Evans pointed out that contracts prepared by CNR's parent company did indemnify the company buying the gas on the long-term contract from potential claims that might be filed by royalty owners.

Ramey said that while lawyers for royalty owners complained the forward sales were not disclosed to royalty owners, the sales were made public though filings with federal regulatory agencies.

Ramey said CNR did not have a fiduciary relationship with royalty owners in the same manner as a company would have with stockholders, "Rather, by definition, their relationship was adversarial," he wrote in court filings.

Ramey said punitive damages weren't appropriate where a dispute over royalty payments were part of a disagreement over legal interpretations.
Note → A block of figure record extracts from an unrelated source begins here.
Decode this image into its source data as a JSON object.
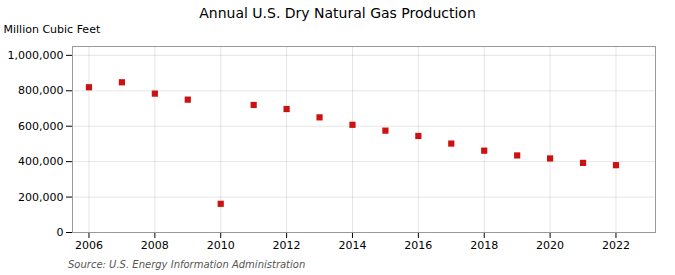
{
  "chart_data": {
    "type": "scatter",
    "title": "Annual U.S. Dry Natural Gas Production",
    "ylabel": "Million Cubic Feet",
    "source": "Source: U.S. Energy Information Administration",
    "x": [
      2006,
      2007,
      2008,
      2009,
      2010,
      2011,
      2012,
      2013,
      2014,
      2015,
      2016,
      2017,
      2018,
      2019,
      2020,
      2021,
      2022
    ],
    "values": [
      820000,
      848000,
      784000,
      750000,
      162000,
      720000,
      697000,
      650000,
      608000,
      575000,
      545000,
      502000,
      462000,
      435000,
      418000,
      393000,
      380000
    ],
    "color": "#cc1111",
    "marker": "square",
    "xlim": [
      2005.5,
      2023.2
    ],
    "ylim": [
      0,
      1050000
    ],
    "xticks": [
      2006,
      2008,
      2010,
      2012,
      2014,
      2016,
      2018,
      2020,
      2022
    ],
    "yticks": [
      0,
      {
        "value": 200000,
        "label": "200,000"
      },
      {
        "value": 400000,
        "label": "400,000"
      },
      {
        "value": 600000,
        "label": "600,000"
      },
      {
        "value": 800000,
        "label": "800,000"
      },
      {
        "value": 1000000,
        "label": "1,000,000"
      }
    ],
    "grid": true
  }
}
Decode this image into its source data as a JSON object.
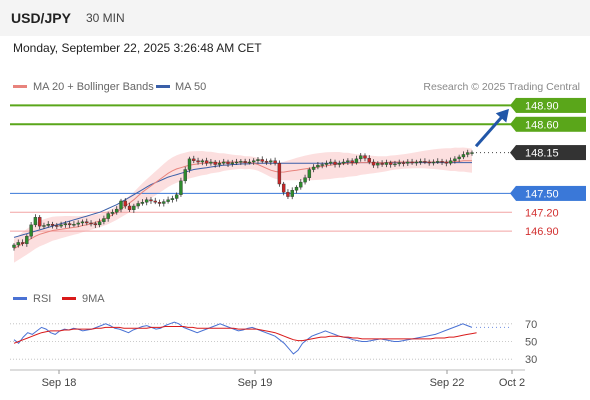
{
  "header": {
    "symbol": "USD/JPY",
    "timeframe": "30 MIN"
  },
  "timestamp": "Monday, September 22, 2025 3:26:48 AM CET",
  "legend": {
    "item1": "MA 20 + Bollinger Bands",
    "item2": "MA 50",
    "credit": "Research © 2025 Trading Central",
    "rsi": "RSI",
    "ma9": "9MA"
  },
  "colors": {
    "ma20": "#e8837c",
    "ma50": "#3a5fa8",
    "bands": "#fbd9d9",
    "support": "#3a78d8",
    "resistance": "#5aa61a",
    "pivot_lines": "#f2a3a3",
    "candle_up": "#2d8a2d",
    "candle_down": "#c62828",
    "price_box": "#333333",
    "rsi": "#4a72d4",
    "rsi_ma": "#d91a1a",
    "arrow": "#2156a8"
  },
  "chart_data": [
    {
      "type": "candlestick",
      "y_range": [
        146.25,
        149.05
      ],
      "x_ticks": [
        "Sep 18",
        "Sep 19",
        "Sep 22",
        "Oct 2"
      ],
      "levels": [
        {
          "value": 148.9,
          "label": "148.90",
          "kind": "resistance"
        },
        {
          "value": 148.6,
          "label": "148.60",
          "kind": "resistance"
        },
        {
          "value": 148.15,
          "label": "148.15",
          "kind": "current"
        },
        {
          "value": 147.5,
          "label": "147.50",
          "kind": "support"
        },
        {
          "value": 147.2,
          "label": "147.20",
          "kind": "pivot"
        },
        {
          "value": 146.9,
          "label": "146.90",
          "kind": "pivot"
        }
      ],
      "close_series": [
        146.68,
        146.72,
        146.7,
        146.82,
        147.0,
        147.12,
        146.98,
        146.99,
        147.01,
        146.99,
        146.98,
        147.0,
        147.02,
        147.0,
        147.01,
        147.03,
        147.05,
        147.03,
        147.02,
        147.0,
        147.05,
        147.1,
        147.18,
        147.2,
        147.25,
        147.38,
        147.3,
        147.24,
        147.3,
        147.34,
        147.36,
        147.4,
        147.38,
        147.36,
        147.34,
        147.37,
        147.4,
        147.42,
        147.48,
        147.7,
        147.88,
        148.05,
        148.02,
        148.0,
        148.02,
        147.98,
        148.0,
        147.96,
        147.98,
        148.0,
        147.97,
        147.99,
        148.0,
        148.01,
        147.99,
        148.0,
        148.02,
        148.04,
        148.01,
        148.0,
        148.02,
        147.98,
        147.65,
        147.52,
        147.45,
        147.55,
        147.6,
        147.68,
        147.75,
        147.88,
        147.92,
        147.95,
        147.96,
        147.98,
        148.0,
        147.96,
        147.98,
        148.0,
        148.02,
        147.99,
        148.05,
        148.1,
        148.06,
        148.0,
        147.95,
        147.98,
        147.96,
        147.99,
        147.96,
        147.97,
        147.99,
        147.98,
        148.0,
        147.99,
        148.0,
        148.01,
        148.0,
        147.99,
        148.0,
        148.01,
        148.0,
        147.98,
        148.02,
        148.05,
        148.08,
        148.12,
        148.15,
        148.15
      ],
      "ma20": [
        146.62,
        146.66,
        146.7,
        146.74,
        146.78,
        146.82,
        146.85,
        146.87,
        146.89,
        146.91,
        146.92,
        146.93,
        146.94,
        146.95,
        146.96,
        146.97,
        146.99,
        147.0,
        147.02,
        147.04,
        147.06,
        147.09,
        147.12,
        147.16,
        147.2,
        147.25,
        147.3,
        147.35,
        147.4,
        147.46,
        147.52,
        147.57,
        147.62,
        147.67,
        147.72,
        147.77,
        147.82,
        147.86,
        147.89,
        147.91,
        147.93,
        147.95,
        147.96,
        147.97,
        147.98,
        147.98,
        147.99,
        147.99,
        147.99,
        148.0,
        148.0,
        148.0,
        148.0,
        148.0,
        147.99,
        147.99,
        147.98,
        147.96,
        147.93,
        147.9,
        147.87,
        147.85,
        147.84,
        147.84,
        147.85,
        147.86,
        147.87,
        147.88,
        147.89,
        147.9,
        147.91,
        147.92,
        147.93,
        147.94,
        147.95,
        147.96,
        147.97,
        147.97,
        147.98,
        147.98,
        147.98,
        147.99,
        147.99,
        147.99,
        147.99,
        147.99,
        147.99,
        147.99,
        148.0,
        148.0,
        148.0,
        148.0,
        148.0,
        148.0,
        148.0,
        148.0,
        148.0,
        148.0,
        148.0,
        148.0,
        148.0,
        148.0,
        148.0,
        148.01,
        148.01,
        148.02,
        148.02,
        148.02
      ],
      "ma50": [
        146.8,
        146.82,
        146.84,
        146.86,
        146.88,
        146.9,
        146.92,
        146.94,
        146.96,
        146.98,
        147.0,
        147.02,
        147.04,
        147.06,
        147.08,
        147.1,
        147.12,
        147.14,
        147.16,
        147.18,
        147.2,
        147.23,
        147.26,
        147.29,
        147.32,
        147.36,
        147.4,
        147.44,
        147.48,
        147.52,
        147.56,
        147.6,
        147.64,
        147.67,
        147.7,
        147.73,
        147.76,
        147.78,
        147.8,
        147.82,
        147.84,
        147.86,
        147.88,
        147.89,
        147.9,
        147.91,
        147.92,
        147.93,
        147.94,
        147.95,
        147.95,
        147.96,
        147.96,
        147.97,
        147.97,
        147.97,
        147.98,
        147.98,
        147.98,
        147.98,
        147.98,
        147.98,
        147.98,
        147.98,
        147.98,
        147.98,
        147.98,
        147.98,
        147.98,
        147.98,
        147.98,
        147.98,
        147.98,
        147.98,
        147.98,
        147.98,
        147.98,
        147.99,
        147.99,
        147.99,
        147.99,
        147.99,
        147.99,
        147.99,
        147.99,
        147.99,
        147.99,
        147.99,
        147.99,
        147.99,
        147.99,
        147.99,
        147.99,
        147.99,
        147.99,
        147.99,
        147.99,
        147.99,
        147.99,
        147.99,
        147.99,
        147.99,
        147.99,
        147.99,
        147.99,
        147.99,
        147.99,
        147.99
      ],
      "forecast_arrow": {
        "from": 148.25,
        "to": 148.9
      }
    },
    {
      "type": "line",
      "y_ticks": [
        70,
        50,
        30
      ],
      "y_range": [
        20,
        80
      ],
      "series": [
        {
          "name": "RSI",
          "values": [
            52,
            48,
            55,
            60,
            58,
            62,
            66,
            64,
            60,
            58,
            62,
            64,
            63,
            65,
            64,
            62,
            63,
            64,
            66,
            68,
            70,
            68,
            65,
            64,
            62,
            60,
            63,
            65,
            67,
            68,
            66,
            64,
            65,
            68,
            70,
            72,
            70,
            66,
            64,
            62,
            60,
            62,
            64,
            66,
            68,
            70,
            68,
            66,
            64,
            62,
            63,
            65,
            66,
            64,
            62,
            60,
            58,
            56,
            52,
            48,
            42,
            36,
            40,
            48,
            52,
            56,
            58,
            60,
            62,
            60,
            58,
            56,
            55,
            54,
            52,
            51,
            50,
            50,
            51,
            52,
            53,
            52,
            51,
            50,
            50,
            51,
            52,
            53,
            54,
            55,
            56,
            57,
            58,
            60,
            62,
            64,
            66,
            68,
            70,
            68,
            66
          ]
        },
        {
          "name": "9MA",
          "values": [
            48,
            50,
            52,
            54,
            56,
            58,
            60,
            61,
            62,
            62,
            62,
            63,
            63,
            64,
            64,
            64,
            64,
            64,
            65,
            65,
            66,
            66,
            66,
            66,
            65,
            65,
            65,
            65,
            65,
            65,
            66,
            66,
            66,
            67,
            67,
            67,
            67,
            67,
            66,
            66,
            65,
            65,
            65,
            65,
            65,
            65,
            65,
            65,
            65,
            64,
            64,
            64,
            64,
            64,
            63,
            62,
            61,
            60,
            58,
            56,
            54,
            52,
            51,
            51,
            52,
            53,
            54,
            55,
            55,
            56,
            56,
            56,
            55,
            55,
            54,
            54,
            53,
            53,
            53,
            53,
            53,
            53,
            53,
            53,
            53,
            53,
            53,
            53,
            53,
            53,
            53,
            53,
            54,
            54,
            54,
            55,
            55,
            56,
            57,
            58,
            59,
            60
          ]
        }
      ]
    }
  ]
}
If Ramey's argument is successful, that could reduce the punitive damages.

Evans told Ramey he was not likely to change rulings he made during the case, although he did agree that punitive damages required a finding of fraud.

However, Evans did say that the evidence could support a finding of "willful, wanton misconduct and criminal indifference to a civil obligation."

In a post-trial brief, Ramey said courts throughout the country had interpreted similar lease provisions in the same manner as CNR.

Ramey said in his brief "Rather than depart from hundreds of years of Anglo-American jurisprudence, the Court should set aside the punitive damages award."

The brief also said the defense wants to contact jurors regarding the integrity of the jury process.

After almost three hours of arguments Monday morning, Evans was preparing to close the rest of the hearing to the public so lawyers could discuss pre-trial settlement negotiations, which Evans said would show if both sides had acted in good faith.

Plaintiffs' attorneys said Monday the most the defense had offered to settle the case for was 20 percent of the damages, as calculated by the defense.

Before the closed hearing could begin, this reporter asked for another hearing to determine if that hearing could be closed to the public (See Between the Lines, Page 4A).

Evans agreed and set that hearing for 3 p.m. next Monday.

The judge also delayed hearing arguments from Spencer attorney Tom Whittier, who is representing attorneys who have filed a similar class-action suit in Kentucky against Chesapeake. Those attorneys want the court records opened to assist them in preparing that suit.